"Well, madam, what do you wish?"

"What do I wish?" The old lady grew restive and battle-hungry.

"Yes'm! That's what I asked," retorted the youth sharply.

"What do I wish?" slowly repeated the still-rebellious dame. "Well, if you must know, I wish all you Yankees were in —— hell!"

But not all the humor was confined to the governing race; some of its points cropping out sharply here and there, from under the wool of "the oppressed brother"—in-law. One case is recalled of the spoiled body servant of a gallant Carolinian, one of General Wheeler's brigade commanders. His master reproved his speech thus:

"Peter, you rascal! Why don't you speak English, instead of saying 'wah yo' is'?"

"Waffer, Mars' Sam?" queried the negro with an innocent grin. "Yo allus calls de Gen'ral—Weel-er?"
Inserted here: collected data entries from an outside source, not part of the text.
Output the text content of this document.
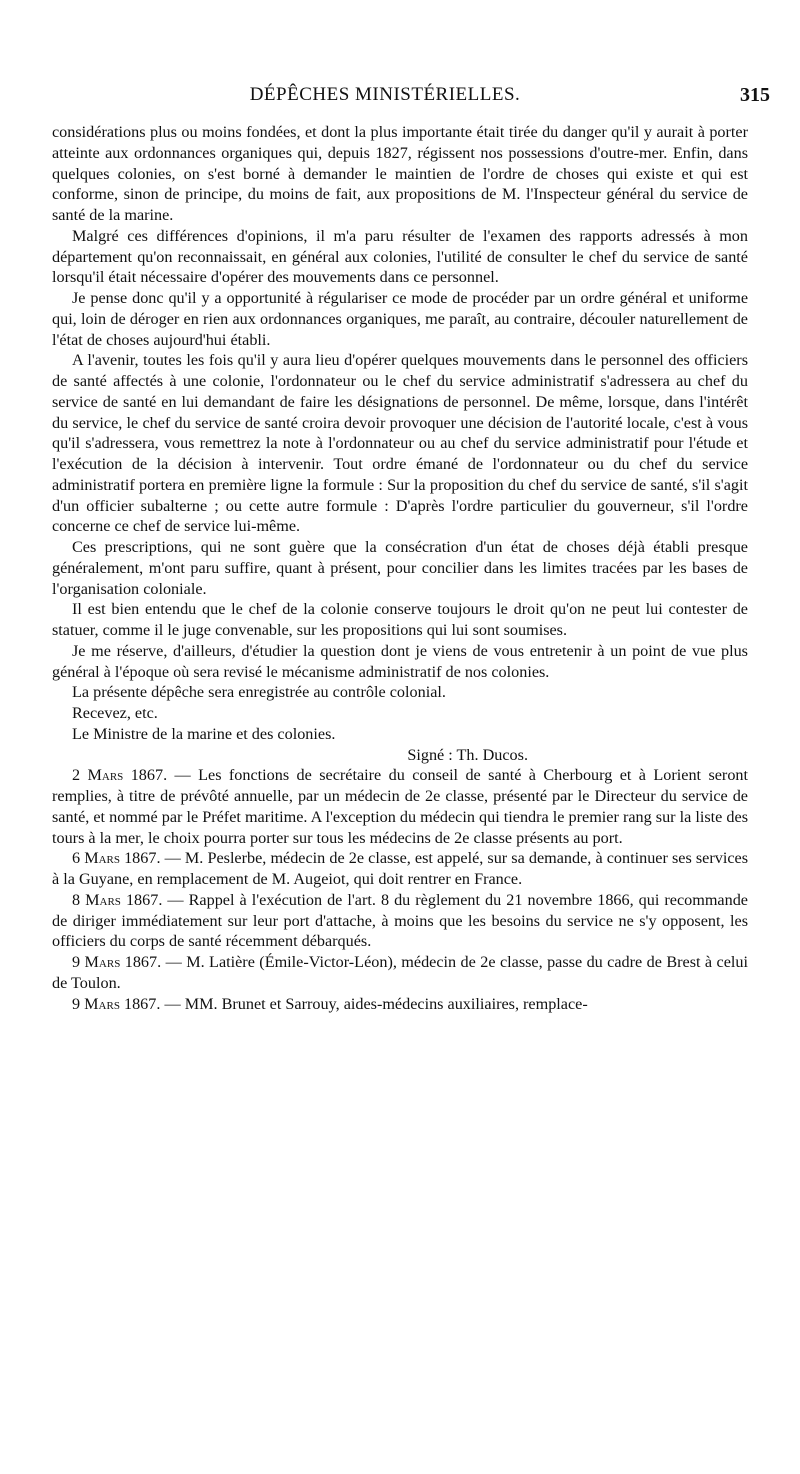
DÉPÊCHES MINISTÉRIELLES.	315

considérations plus ou moins fondées, et dont la plus importante était tirée du danger qu'il y aurait à porter atteinte aux ordonnances organiques qui, depuis 1827, régissent nos possessions d'outre-mer. Enfin, dans quelques colonies, on s'est borné à demander le maintien de l'ordre de choses qui existe et qui est conforme, sinon de principe, du moins de fait, aux propositions de M. l'Inspecteur général du service de santé de la marine.

Malgré ces différences d'opinions, il m'a paru résulter de l'examen des rapports adressés à mon département qu'on reconnaissait, en général aux colonies, l'utilité de consulter le chef du service de santé lorsqu'il était nécessaire d'opérer des mouvements dans ce personnel.

Je pense donc qu'il y a opportunité à régulariser ce mode de procéder par un ordre général et uniforme qui, loin de déroger en rien aux ordonnances organiques, me paraît, au contraire, découler naturellement de l'état de choses aujourd'hui établi.

A l'avenir, toutes les fois qu'il y aura lieu d'opérer quelques mouvements dans le personnel des officiers de santé affectés à une colonie, l'ordonnateur ou le chef du service administratif s'adressera au chef du service de santé en lui demandant de faire les désignations de personnel. De même, lorsque, dans l'intérêt du service, le chef du service de santé croira devoir provoquer une décision de l'autorité locale, c'est à vous qu'il s'adressera, vous remettrez la note à l'ordonnateur ou au chef du service administratif pour l'étude et l'exécution de la décision à intervenir. Tout ordre émané de l'ordonnateur ou du chef du service administratif portera en première ligne la formule : Sur la proposition du chef du service de santé, s'il s'agit d'un officier subalterne ; ou cette autre formule : D'après l'ordre particulier du gouverneur, s'il l'ordre concerne ce chef de service lui-même.

Ces prescriptions, qui ne sont guère que la consécration d'un état de choses déjà établi presque généralement, m'ont paru suffire, quant à présent, pour concilier dans les limites tracées par les bases de l'organisation coloniale.

Il est bien entendu que le chef de la colonie conserve toujours le droit qu'on ne peut lui contester de statuer, comme il le juge convenable, sur les propositions qui lui sont soumises.

Je me réserve, d'ailleurs, d'étudier la question dont je viens de vous entretenir à un point de vue plus général à l'époque où sera revisé le mécanisme administratif de nos colonies.

La présente dépêche sera enregistrée au contrôle colonial.

Recevez, etc.

Le Ministre de la marine et des colonies.

Signé : Th. Ducos.

2 Mars 1867. — Les fonctions de secrétaire du conseil de santé à Cherbourg et à Lorient seront remplies, à titre de prévôté annuelle, par un médecin de 2e classe, présenté par le Directeur du service de santé, et nommé par le Préfet maritime. A l'exception du médecin qui tiendra le premier rang sur la liste des tours à la mer, le choix pourra porter sur tous les médecins de 2e classe présents au port.

6 Mars 1867. — M. Peslerbe, médecin de 2e classe, est appelé, sur sa demande, à continuer ses services à la Guyane, en remplacement de M. Augeiot, qui doit rentrer en France.

8 Mars 1867. — Rappel à l'exécution de l'art. 8 du règlement du 21 novembre 1866, qui recommande de diriger immédiatement sur leur port d'attache, à moins que les besoins du service ne s'y opposent, les officiers du corps de santé récemment débarqués.

9 Mars 1867. — M. Latière (Émile-Victor-Léon), médecin de 2e classe, passe du cadre de Brest à celui de Toulon.

9 Mars 1867. — MM. Brunet et Sarrouy, aides-médecins auxiliaires, remplace-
Another, close following the occupation, has a spice of higher satire. A Richmond friend had a petted maid, who—devoted and constant to her mistress, even in those tempting days—still burned with genuine negro curiosity for a sight of everything pertaining to "Mars' Linkum's men"—especially for "de skule."

For swift, indeed, were the newcome saints to preach the Evangel of alphabet; and negro schools seemed to have been smuggled in by every army ambulance, so numerously did they spring up in the captured Capital. So, early one day, Clarissa Sophia, the maid of color, donned her very best and, "with shiny morning face," hied her, like anything but a snail, to school. Very brief was her absence; her return reticent, but pouting and with unduly tip-tilted nose. After a time negro love for confidences conquered; and the murder came out.

The school-room had been packed and pervaded with odors—of sanctity, or otherwise—when a keen-nosed and eager school-marm rose up to exhort her class. She began by impressing the great truth that every sister present was "born free and equal;" was "quite as good" as she was.